NLM Quiz: Can You Guess What This Is? (The Answer)

Can you guess what this ecclesiastical item is? (Please give your answer in the comments, and give whatever detail you can about what you think its use was and its context.)

Here's one side of it:

Here's the other:

The Answer:

The context for this item's use is found at the conclusion of the Solemn Papal Mass after the final blessing as described by Archdale King in The Liturgy of the Roman Church:

"...When the Pontiff has received the tiara, gloves and ring, the archpriest of the basilica, accompanied by two of the canons, presents himself before the Pope, in order to give him a purse of silk embroidered with gold in which there are twenty-five jules of ancient papal money. The archpriest, as he presents the honorarium, says: Beatissime Pater, capitulum et canonici hujus sacrosanctae basilicae, Sanctitatae [sic] vestrae consuetum offerunt presbyterium pro missa bene cantata. Then the hand of the Pope is kissed by the archpriest, and the foot by the two canons. The Pope gives the purse to the cardinal deacon for his train-bearer, who in his turn takes it to the canon sacristan of the basilica, receiving in exchange five ecus, which was about twenty-seven francs before the first World War."

Congratulations to all those who correctly identified this rarely seen item from the papal ceremonies of the usus antiquior.

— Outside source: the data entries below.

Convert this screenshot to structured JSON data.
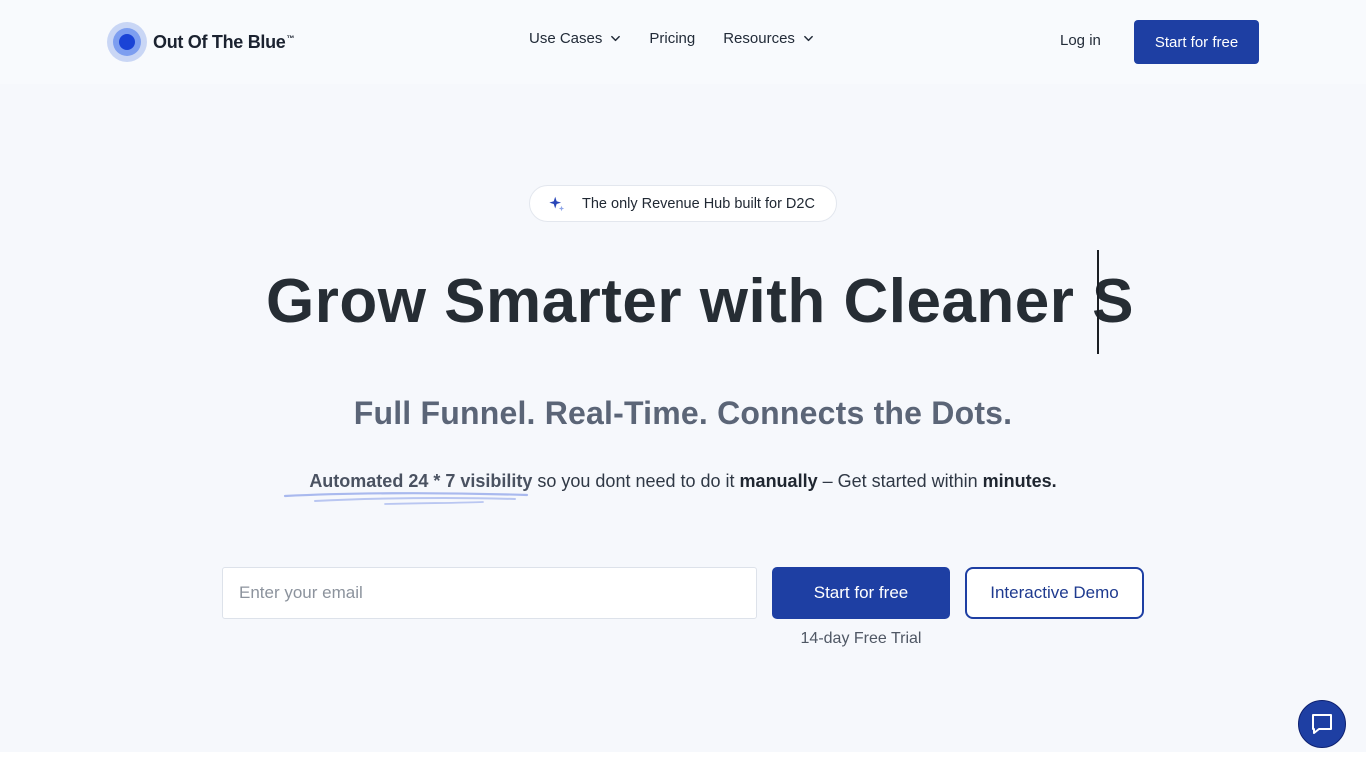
{
  "brand": {
    "name": "Out Of The Blue",
    "tm": "™",
    "colors": {
      "primary": "#1e3fa3",
      "logo_core": "#1a43d6"
    }
  },
  "nav": {
    "items": [
      {
        "label": "Use Cases",
        "has_dropdown": true
      },
      {
        "label": "Pricing",
        "has_dropdown": false
      },
      {
        "label": "Resources",
        "has_dropdown": true
      }
    ],
    "login_label": "Log in",
    "cta_label": "Start for free"
  },
  "hero": {
    "badge": {
      "icon": "sparkle-icon",
      "text": "The only Revenue Hub built for D2C"
    },
    "headline": "Grow Smarter with Cleaner S",
    "subheadline": "Full Funnel. Real-Time. Connects the Dots.",
    "tagline": {
      "highlight": "Automated 24 * 7 visibility",
      "part1": " so you dont need to do it ",
      "bold1": "manually",
      "part2": " – Get started within ",
      "bold2": "minutes."
    }
  },
  "form": {
    "email_placeholder": "Enter your email",
    "email_value": "",
    "start_label": "Start for free",
    "demo_label": "Interactive Demo",
    "trial_note": "14-day Free Trial"
  },
  "chat": {
    "icon": "chat-bubble-icon"
  }
}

(As a point of comparative liturgical interest, Archdale King also gives an interesting footnote on this, commenting that in the Lyonese Pontifical Mass, "the canons of the primatial church give an honorarium to the archbishop after the censing of the oblata at the offertory in the pontifical Mass". We thus see a similarity here. Incidentally, some readers may recall that we have shown some illustrations and historical photographs from the venerable pontifical rites of Lyons -- of which we have more; you are yet owed the second part of that series which I have not forgotten.)

Great responses in the combox folks.